On Facebook, for example, the most popular post on the day of Mr. Zuckerberg’s Black Lives Matter pronouncement was an 18-minute video posted by the right-wing activist Candace Owens. In the video, Ms. Owens, who is black, railed against the protests, calling the idea of racially biased policing a “fake narrative” and deriding Mr. Floyd as a “horrible human being.” Her monologue, which was shared by right-wing media outlets — and which several people told me they had seen because Facebook’s algorithm recommended it to them — racked up nearly 100 million views.

Ms. Owens is a serial offender, known for spreading misinformation and stirring up partisan rancor. (Her Twitter account was suspended this year after she encouraged her followers to violate stay-at-home orders, and Facebook has applied fact-checking labels to several of her posts.) But she can still insult the victims of police killings with impunity to her nearly four million followers on Facebook. So can other high-profile conservative commentators like Terrence K. Williams, Ben Shapiro and the Hodgetwins, all of whom have had anti-Black Lives Matter posts go viral over the past several weeks.

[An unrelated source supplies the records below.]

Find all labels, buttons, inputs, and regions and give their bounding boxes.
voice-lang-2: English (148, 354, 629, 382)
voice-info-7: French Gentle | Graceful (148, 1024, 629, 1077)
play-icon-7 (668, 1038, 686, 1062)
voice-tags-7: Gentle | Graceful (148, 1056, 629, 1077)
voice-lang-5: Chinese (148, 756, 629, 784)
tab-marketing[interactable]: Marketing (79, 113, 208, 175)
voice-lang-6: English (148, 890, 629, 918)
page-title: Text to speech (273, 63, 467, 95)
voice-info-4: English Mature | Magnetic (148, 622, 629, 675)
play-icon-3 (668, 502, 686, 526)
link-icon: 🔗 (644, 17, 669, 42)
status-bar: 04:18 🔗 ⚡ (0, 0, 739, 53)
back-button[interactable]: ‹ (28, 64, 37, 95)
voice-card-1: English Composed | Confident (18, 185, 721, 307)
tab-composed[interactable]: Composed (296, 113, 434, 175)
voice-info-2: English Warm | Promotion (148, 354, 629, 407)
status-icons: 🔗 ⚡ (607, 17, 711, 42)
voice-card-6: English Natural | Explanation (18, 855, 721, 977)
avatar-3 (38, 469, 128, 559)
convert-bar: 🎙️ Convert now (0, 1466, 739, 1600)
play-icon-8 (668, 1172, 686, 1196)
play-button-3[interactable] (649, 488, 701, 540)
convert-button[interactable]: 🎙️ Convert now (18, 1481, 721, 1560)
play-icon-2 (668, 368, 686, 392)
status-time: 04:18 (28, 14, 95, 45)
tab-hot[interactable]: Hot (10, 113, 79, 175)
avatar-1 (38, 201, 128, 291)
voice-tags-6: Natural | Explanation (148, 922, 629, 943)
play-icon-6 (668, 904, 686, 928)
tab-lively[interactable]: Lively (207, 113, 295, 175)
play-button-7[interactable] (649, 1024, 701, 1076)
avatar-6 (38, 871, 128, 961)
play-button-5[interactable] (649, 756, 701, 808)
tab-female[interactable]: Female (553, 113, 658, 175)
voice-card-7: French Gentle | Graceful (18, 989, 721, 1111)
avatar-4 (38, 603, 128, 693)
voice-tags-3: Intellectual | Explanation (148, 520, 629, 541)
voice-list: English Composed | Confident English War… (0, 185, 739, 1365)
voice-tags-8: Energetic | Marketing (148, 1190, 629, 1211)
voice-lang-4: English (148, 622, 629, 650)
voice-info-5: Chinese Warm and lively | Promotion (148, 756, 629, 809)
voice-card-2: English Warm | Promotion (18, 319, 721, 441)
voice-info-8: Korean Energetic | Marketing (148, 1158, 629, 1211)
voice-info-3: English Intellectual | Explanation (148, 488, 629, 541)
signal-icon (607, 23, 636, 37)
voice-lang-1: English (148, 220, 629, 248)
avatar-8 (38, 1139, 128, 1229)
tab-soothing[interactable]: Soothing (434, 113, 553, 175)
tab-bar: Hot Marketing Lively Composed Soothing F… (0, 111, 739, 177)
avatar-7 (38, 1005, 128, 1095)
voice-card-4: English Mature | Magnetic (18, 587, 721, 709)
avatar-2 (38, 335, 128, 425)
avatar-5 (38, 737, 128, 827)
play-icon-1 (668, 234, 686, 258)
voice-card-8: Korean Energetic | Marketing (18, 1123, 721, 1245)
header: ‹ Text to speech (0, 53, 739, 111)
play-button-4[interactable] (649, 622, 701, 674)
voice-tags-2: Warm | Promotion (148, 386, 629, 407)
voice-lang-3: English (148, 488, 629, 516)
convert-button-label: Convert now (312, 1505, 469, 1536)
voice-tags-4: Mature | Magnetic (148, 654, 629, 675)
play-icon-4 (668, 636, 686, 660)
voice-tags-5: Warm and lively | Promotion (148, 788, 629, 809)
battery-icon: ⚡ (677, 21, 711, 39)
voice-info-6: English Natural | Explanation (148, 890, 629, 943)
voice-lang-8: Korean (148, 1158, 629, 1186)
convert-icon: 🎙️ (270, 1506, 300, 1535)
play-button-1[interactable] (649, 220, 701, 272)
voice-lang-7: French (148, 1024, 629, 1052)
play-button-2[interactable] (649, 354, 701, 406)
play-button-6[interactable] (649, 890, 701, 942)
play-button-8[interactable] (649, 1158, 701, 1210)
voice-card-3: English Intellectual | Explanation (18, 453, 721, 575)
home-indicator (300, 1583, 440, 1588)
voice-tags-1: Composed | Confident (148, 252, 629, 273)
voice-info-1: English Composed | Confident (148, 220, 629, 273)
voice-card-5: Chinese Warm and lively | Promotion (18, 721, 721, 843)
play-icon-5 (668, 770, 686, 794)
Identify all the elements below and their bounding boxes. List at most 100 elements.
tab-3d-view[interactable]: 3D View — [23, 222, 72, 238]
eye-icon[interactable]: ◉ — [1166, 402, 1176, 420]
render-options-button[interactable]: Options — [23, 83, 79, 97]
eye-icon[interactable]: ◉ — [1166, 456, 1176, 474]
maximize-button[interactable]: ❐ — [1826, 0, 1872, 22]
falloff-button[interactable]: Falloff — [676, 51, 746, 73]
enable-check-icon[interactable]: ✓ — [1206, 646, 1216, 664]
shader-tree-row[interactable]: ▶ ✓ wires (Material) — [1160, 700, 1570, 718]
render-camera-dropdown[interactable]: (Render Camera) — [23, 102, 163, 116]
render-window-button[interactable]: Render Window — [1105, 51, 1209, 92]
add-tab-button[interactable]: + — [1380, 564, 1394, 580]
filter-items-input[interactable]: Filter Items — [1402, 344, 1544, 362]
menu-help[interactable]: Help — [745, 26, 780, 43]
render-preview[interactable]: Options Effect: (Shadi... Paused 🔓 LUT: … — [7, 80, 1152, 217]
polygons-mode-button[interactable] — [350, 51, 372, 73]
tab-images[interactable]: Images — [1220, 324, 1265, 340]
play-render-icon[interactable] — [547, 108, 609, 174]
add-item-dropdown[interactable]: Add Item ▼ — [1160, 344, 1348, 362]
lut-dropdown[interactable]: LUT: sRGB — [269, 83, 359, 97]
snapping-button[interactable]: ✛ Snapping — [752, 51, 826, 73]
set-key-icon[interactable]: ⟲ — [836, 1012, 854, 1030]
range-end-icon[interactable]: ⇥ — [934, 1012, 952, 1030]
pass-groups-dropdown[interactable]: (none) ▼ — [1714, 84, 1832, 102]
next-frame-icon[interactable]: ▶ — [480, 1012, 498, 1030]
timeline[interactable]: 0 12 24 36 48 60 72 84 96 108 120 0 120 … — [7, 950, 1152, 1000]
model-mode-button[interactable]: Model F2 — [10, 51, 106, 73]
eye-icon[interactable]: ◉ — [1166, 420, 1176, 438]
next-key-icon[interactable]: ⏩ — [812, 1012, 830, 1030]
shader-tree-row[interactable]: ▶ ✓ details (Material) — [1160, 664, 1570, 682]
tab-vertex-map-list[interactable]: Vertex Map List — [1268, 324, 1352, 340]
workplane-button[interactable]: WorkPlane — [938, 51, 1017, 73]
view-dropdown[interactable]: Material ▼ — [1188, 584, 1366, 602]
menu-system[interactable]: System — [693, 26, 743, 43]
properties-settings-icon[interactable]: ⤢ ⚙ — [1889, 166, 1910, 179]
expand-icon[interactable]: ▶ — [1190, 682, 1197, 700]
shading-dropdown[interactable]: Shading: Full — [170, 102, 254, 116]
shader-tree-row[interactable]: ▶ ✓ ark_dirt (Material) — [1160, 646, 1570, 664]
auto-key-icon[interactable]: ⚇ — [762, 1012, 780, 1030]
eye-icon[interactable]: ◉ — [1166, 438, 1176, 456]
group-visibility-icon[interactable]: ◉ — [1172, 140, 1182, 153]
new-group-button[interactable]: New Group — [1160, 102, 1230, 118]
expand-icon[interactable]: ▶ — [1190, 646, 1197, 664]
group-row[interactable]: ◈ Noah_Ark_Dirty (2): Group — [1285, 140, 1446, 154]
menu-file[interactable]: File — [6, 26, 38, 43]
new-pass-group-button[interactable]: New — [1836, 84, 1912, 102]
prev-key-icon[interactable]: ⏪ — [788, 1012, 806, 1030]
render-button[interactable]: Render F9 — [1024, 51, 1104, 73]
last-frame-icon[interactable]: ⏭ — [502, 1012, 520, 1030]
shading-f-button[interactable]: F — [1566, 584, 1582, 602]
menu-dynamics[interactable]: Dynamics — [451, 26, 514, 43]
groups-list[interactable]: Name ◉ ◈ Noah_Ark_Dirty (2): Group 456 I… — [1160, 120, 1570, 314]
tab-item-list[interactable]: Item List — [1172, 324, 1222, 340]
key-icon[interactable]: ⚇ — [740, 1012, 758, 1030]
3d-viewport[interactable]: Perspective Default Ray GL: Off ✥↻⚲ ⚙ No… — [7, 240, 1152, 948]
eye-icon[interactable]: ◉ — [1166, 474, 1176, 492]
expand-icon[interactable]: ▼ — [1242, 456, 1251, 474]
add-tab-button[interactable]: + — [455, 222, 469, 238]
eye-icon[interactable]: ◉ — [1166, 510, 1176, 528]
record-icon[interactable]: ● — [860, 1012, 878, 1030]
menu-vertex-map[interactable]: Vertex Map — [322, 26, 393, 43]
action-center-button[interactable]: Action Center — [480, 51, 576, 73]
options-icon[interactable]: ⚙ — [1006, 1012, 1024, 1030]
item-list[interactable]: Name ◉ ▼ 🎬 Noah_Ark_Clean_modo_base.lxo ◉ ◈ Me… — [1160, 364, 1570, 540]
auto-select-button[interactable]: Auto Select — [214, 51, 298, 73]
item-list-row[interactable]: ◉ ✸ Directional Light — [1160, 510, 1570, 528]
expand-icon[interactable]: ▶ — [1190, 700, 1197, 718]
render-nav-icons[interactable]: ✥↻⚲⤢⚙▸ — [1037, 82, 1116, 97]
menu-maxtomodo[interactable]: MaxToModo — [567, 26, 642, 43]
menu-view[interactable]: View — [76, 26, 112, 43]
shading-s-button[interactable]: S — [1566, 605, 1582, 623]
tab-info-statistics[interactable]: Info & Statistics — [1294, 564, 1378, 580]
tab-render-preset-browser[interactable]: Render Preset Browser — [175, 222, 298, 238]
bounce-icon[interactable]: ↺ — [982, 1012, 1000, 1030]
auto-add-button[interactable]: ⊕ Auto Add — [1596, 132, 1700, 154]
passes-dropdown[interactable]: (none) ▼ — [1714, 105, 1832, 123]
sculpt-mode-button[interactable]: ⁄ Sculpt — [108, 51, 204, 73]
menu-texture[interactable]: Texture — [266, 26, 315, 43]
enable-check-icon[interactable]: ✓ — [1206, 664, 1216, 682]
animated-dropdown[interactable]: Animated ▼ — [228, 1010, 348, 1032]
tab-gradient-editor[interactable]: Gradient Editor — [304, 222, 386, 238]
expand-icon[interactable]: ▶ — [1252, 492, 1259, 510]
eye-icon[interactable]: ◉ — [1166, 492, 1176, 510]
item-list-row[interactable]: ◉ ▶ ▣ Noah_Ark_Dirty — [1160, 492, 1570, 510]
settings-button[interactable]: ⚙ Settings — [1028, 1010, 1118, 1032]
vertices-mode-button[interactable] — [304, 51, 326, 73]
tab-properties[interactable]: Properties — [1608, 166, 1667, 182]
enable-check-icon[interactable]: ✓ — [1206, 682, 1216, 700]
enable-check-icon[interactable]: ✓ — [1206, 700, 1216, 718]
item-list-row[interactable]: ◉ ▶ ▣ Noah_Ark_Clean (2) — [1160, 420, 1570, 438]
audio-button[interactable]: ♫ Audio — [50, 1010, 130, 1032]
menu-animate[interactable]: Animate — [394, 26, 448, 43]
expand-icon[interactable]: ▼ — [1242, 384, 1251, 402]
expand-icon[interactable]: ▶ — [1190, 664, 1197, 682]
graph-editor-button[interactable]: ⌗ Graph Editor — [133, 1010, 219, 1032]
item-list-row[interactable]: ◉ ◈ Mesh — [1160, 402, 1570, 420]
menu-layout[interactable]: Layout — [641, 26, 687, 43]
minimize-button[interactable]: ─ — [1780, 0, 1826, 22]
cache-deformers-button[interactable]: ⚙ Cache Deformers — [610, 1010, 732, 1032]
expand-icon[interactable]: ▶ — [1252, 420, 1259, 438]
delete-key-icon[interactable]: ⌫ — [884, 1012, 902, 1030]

In all, seven of the 10 most-shared Facebook posts containing the phrase “Black Lives Matter” over the past month were critical of the movement, according to data from CrowdTangle, a Facebook-owned data platform. (The sentiment on Instagram, which Facebook owns, has been more favorable, perhaps because its users skew younger and more liberal.)

Facebook declined to comment. On Thursday, it announced it would spend $200 million to support black-owned businesses and organizations, and add a “Lift Black Voices” section to its app to highlight stories from black people and share educational resources.

Twitter has been a supporter of Black Lives Matter for years — remember Mr. Dorsey’s trip to Ferguson? — but it, too, has a problem with racists and bigots using its platform to stir up unrest. Last month, the company discovered that a Twitter account claiming to represent a national antifa group was run by a group of white nationalists posing as left-wing radicals. (The account was suspended, but not before its tweets calling for violence were widely shared.) Twitter’s trending topics sidebar, which is often gamed by trolls looking to hijack online conversations, has filled up with inflammatory hashtags like #whitelivesmatter and #whiteoutwednesday, often as a result of coordinated campaigns by far-right extremists.

A Twitter spokesman, Brandon Borrman, said: “We’ve taken down hundreds of groups under our violent extremist group policy and continue to enforce our policies against hateful conduct every day across the world. From #BlackLivesMatter to #MeToo and #BringBackOurGirls, our company is motivated by the power of social movements to usher in meaningful societal change.”